Trinta anos depois, reler pela terceira vez Sagarana é absorver a obra de Guimarães Rosa num grau de compreensão bem mais maduro do que quando nos deparamos com o livro ainda jovem.

Compreender e absorver a obra, degustando cada página dos nove contos carregados de aventura, morte, animais forizados em gente.

Contextos de reflexões subjetivas e espiritualistas a nos embalar por peripécias de antigas histórias épicas e heróicas dos sertões das Minas Gerais -, principalmente no meio de cinco contos: O Burrinho Pedrês, Duelo, São Marcos, A Hora e a Vez de Augusto Matraga e Corpo fechado.

Contos narrados em tom de histórias de fada.

Por exemplo: o Burrinho Pedrês e Conversa de Bois nos lembram narrativas de fundo de rede quando éramos colocados para dormir, ao som de “Era uma vez…”

Era uma vez um burrinho pedrês
Miúdo e resignado, vindo de Passa-Tempo
Conceição do Serro, ou não sei onde no sertão.
Chamava-se Sete-de-Ouros,
E já fora tão bom,
Como outro não existiu
E nem pode haver igual.

Animais transformados em heróis, questionando o saber dos homens com o seu suposto não saber.

Delícia!

A genialidade de Rosa alterna focos narrativos no diálogo de instrumentos – uma clarineta insinuante, fanhosa e meio fraca [associada ao personagem Turíbio] e uma tuba solene, penetrante, mas arquejando pelo esforço, em Duelo.

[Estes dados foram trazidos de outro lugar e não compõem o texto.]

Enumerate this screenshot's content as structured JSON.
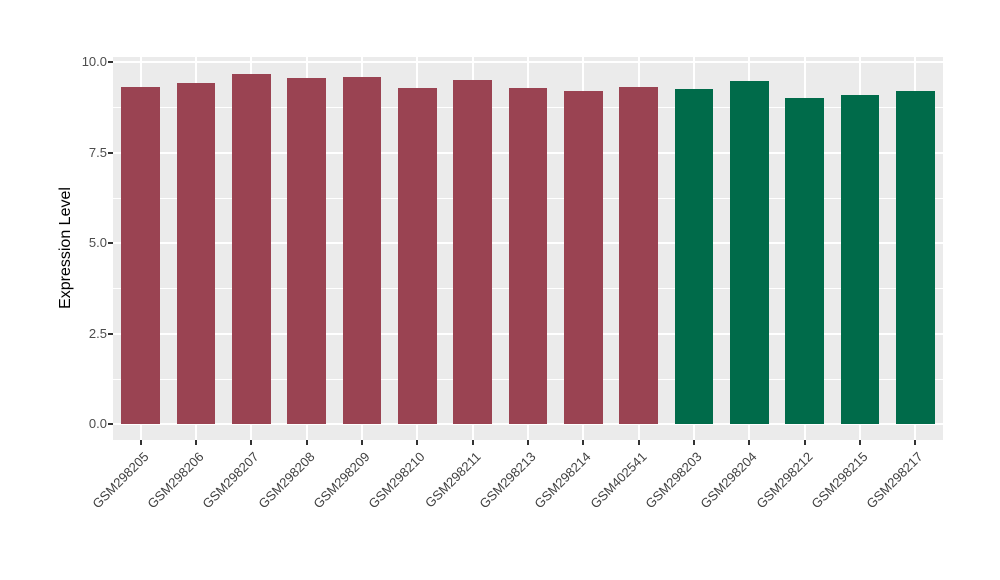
{
  "figure": {
    "title": ""
  },
  "chart_data": {
    "type": "bar",
    "title": "",
    "xlabel": "",
    "ylabel": "Expression Level",
    "ylim": [
      0,
      10
    ],
    "yticks": [
      0,
      2.5,
      5,
      7.5,
      10
    ],
    "ytick_labels": [
      "0.0",
      "2.5",
      "5.0",
      "7.5",
      "10.0"
    ],
    "yminor_ticks": [
      1.25,
      3.75,
      6.25,
      8.75
    ],
    "grid": "on",
    "legend_position": "none",
    "panel_bg": "#EBEBEB",
    "grid_color": "#FFFFFF",
    "tick_color": "#333333",
    "categories": [
      "GSM298205",
      "GSM298206",
      "GSM298207",
      "GSM298208",
      "GSM298209",
      "GSM298210",
      "GSM298211",
      "GSM298213",
      "GSM298214",
      "GSM402541",
      "GSM298203",
      "GSM298204",
      "GSM298212",
      "GSM298215",
      "GSM298217"
    ],
    "values": [
      9.3,
      9.42,
      9.68,
      9.55,
      9.58,
      9.28,
      9.5,
      9.28,
      9.19,
      9.31,
      9.26,
      9.48,
      9.01,
      9.1,
      9.19
    ],
    "bar_colors": [
      "#9A4352",
      "#9A4352",
      "#9A4352",
      "#9A4352",
      "#9A4352",
      "#9A4352",
      "#9A4352",
      "#9A4352",
      "#9A4352",
      "#9A4352",
      "#006B4A",
      "#006B4A",
      "#006B4A",
      "#006B4A",
      "#006B4A"
    ],
    "group_color_red": "#9A4352",
    "group_color_green": "#006B4A"
  }
}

O matuto Manuel Fulô, de Corpo Fechado, contando histórias do sertão ao homem da cidade.

Emocionante sentir o estilo Guimaraniano num dos contos mais bem tramados do livro: Minha Gente, que tem a história principal emendada, alterada, recontada por pequenos detalhes e elementos dados pouco a pouco ao leitor.

Extraordinário o lance da partida de xadrez, narrada no início, mostrando como devemos entender o enredo em si: um xeque, dado pelo protagonista, acaba se virando contra ele próprio.

Tipo de narrativa a insinuar ao leitor que as aparências dos fatos escondem, mais que revelam, sua verdadeira intenção.

Repletos de histórias dentro de histórias, de monólogos interiores desvendando o universo dos homens, dos bichos e das coisas, os contos de Sagarana nos permitem uma espécie de ritual de iniciação, ao longo da leitura. Esta iniciação ocorre se conseguirmos compreendê-los em sua simbologia, na falta de lógica, mítica e poética que humaniza em sentido profundo os protagonistas – aparentemente apenas sertanejos dos Gerais – e universaliza o sertão.

– “O sertão é o mundo”, diz Riobaldo de Grande Sertão: Veredas.

De Sagarana, podemos afirmar o mesmo. Porque a obra é um conjunto de sagas, histórias épicas, folclóricas, amor, mistério e aventura – universalizando o sertão, misturando popular e erudito, fecundando de vida o mundo primitivo e mágico dos Gerais.

Na tarde de sábado, a releitura de Guimarães Rosa nos enfurece de emoção. Juazeiros espalhados no verde Graciliano. Como macambiras a enveredar Sertões.

Sertões Guimaranianos.

Assim como nos deixa terrivelmente fecundado, a transposição dos nove contos a ritmos Gerais, magistralmente resumidos numa peça musical de Paulo César Pinheiro na voz de sua saudosa esposa, Clara Nunes.